Re: [patch for-5.3 0/4] revert immediate fallback to remote hugepages

David Rientjes <rientjes@xxxxxxxxxx> · Sat, 7 Sep 2019 18:50:57 -0700 (PDT)

On Sat, 7 Sep 2019, Linus Torvalds wrote:

> > Andrea acknowledges the swap storm that he reported would be fixed with
> > the last two patches in this series
> 
> The problem is that even you aren't arguing that those patches should
> go into 5.3.
> 

For three reasons: (a) we lack a test result from Andrea, (b) there's 
on-going discussion, particularly based on Vlastimil's feedback, and 
(c) the patches will be refreshed incorporating that feedback as well as 
Mike's suggestion to exempt __GFP_RETRY_MAYFAIL for hugetlb.

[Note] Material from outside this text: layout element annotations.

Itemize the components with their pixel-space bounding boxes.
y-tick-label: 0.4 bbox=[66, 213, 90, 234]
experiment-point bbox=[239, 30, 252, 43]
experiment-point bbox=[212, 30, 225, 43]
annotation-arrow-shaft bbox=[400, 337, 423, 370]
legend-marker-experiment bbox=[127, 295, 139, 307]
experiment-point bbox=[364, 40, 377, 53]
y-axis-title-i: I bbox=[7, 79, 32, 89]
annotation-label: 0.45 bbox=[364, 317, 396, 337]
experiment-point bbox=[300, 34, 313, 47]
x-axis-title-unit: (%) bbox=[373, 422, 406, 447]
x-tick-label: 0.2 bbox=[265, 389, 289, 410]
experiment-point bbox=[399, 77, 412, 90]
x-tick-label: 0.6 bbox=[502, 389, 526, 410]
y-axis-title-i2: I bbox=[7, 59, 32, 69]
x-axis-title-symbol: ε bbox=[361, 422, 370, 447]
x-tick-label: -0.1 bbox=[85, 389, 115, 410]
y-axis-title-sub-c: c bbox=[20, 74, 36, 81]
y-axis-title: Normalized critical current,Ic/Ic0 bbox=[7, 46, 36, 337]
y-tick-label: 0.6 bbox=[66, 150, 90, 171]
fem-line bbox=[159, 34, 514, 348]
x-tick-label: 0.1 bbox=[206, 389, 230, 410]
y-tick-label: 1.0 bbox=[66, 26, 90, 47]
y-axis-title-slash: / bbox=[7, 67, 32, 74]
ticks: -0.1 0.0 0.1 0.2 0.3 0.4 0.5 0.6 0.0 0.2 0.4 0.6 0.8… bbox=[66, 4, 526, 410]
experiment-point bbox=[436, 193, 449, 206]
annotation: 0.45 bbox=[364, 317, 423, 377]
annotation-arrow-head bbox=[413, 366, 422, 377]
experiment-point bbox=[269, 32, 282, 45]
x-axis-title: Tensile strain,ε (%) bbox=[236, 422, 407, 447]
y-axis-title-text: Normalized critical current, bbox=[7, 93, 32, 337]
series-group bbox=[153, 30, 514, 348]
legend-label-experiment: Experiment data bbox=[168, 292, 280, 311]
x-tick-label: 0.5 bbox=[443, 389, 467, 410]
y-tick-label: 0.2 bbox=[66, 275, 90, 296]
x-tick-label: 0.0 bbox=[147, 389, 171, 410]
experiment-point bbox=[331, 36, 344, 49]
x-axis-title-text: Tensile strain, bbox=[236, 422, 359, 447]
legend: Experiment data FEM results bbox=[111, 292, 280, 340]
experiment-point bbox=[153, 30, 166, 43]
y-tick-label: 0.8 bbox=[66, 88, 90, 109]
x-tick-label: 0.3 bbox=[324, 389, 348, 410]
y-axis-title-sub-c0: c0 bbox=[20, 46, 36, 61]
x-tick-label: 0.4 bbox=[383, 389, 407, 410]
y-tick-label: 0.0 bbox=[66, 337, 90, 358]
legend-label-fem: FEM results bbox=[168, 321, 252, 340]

> So those fixes aren't going in, so "the swap storms would be fixed"
> argument isn't actually an argument at all as far as 5.3 is concerned.
> 

It indicates that progress has been made to address the actual bug without 
introducing long-lived access latency regressions for others, particularly 
those who use MADV_HUGEPAGE.  In the worst case, some systems running 
5.3-rc4 and 5.3-rc5 have the same amount of memory backed by hugepages but 
on 5.3-rc5 the vast majority of it is allocated remotely.  This incurs a 
signficant performance regression regardless of platform; the only thing 
needed to induce this is a fragmented local node that would otherwise be 
compacted in 5.3-rc4 rather than quickly allocate remote on 5.3-rc5.

> End result: we'd have the qemu-kvm instance performance problem in 5.3
> that apparently causes distros to apply those patches that you want to
> revert anyway.
> 
> So reverting would just make distros not use 5.3 in that form.
> 

I'm arguing to revert 5.3 back to the behavior that we have had for years 
and actually fix the bug that everybody else seems to be ignoring and then 
*backport* those fixes to 5.3 stable and every other stable tree that can 
use them.  Introducing a new mempolicy for NUMA locality into 5.3.0 that 
will subsequently changed in future 5.3 stable kernels and differs from 
all kernels from the past few years is not in anybody's best interest if 
the actual problem can be fixed.  It requires more feedback than a 
one-line "the swap storms would be fixed with this."  That collaboration 
takes time and isn't something that should be rushed into 5.3-rc5.

Yes, we can fix NUMA locality of hugepages when a workload like qemu is 
larger than a single socket; the vast majority of workloads in the 
datacenter are small than a socket and *cannot* incur the performance 
penalty if local memory is fragmented that 5.3-rc5 introduces.

In other words, 5.3-rc5 is only fixing a highly specialized usecase where 
remote allocation is acceptable because the workload is larger than a 
socket *and* remote memory is not low on memory or fragmented.  If you 
consider the opposite of that, workloads smaller than a socket or local 
compaction actually works, this has introduced a measurable regression for 
everybody else.

I'm not sure why we are ignoring a painfully obvious bug in the page 
allocator because of a poor feedback loop between itself and memory 
compaction and rather papering over it by falling back to remote memory 
when NUMA actually does matter.  If you release 5.3 without the first two 
patches in this series, I wouldn't expect any additional feedback or test 
results to fix this bug considering all we have gotten so far is "this 
would fix this swap storms" and not collaborating to fix the issue for 
everybody rather than only caring about their own workloads.  At least my 
patches acknowledge and try to fix the issue the other is encountering.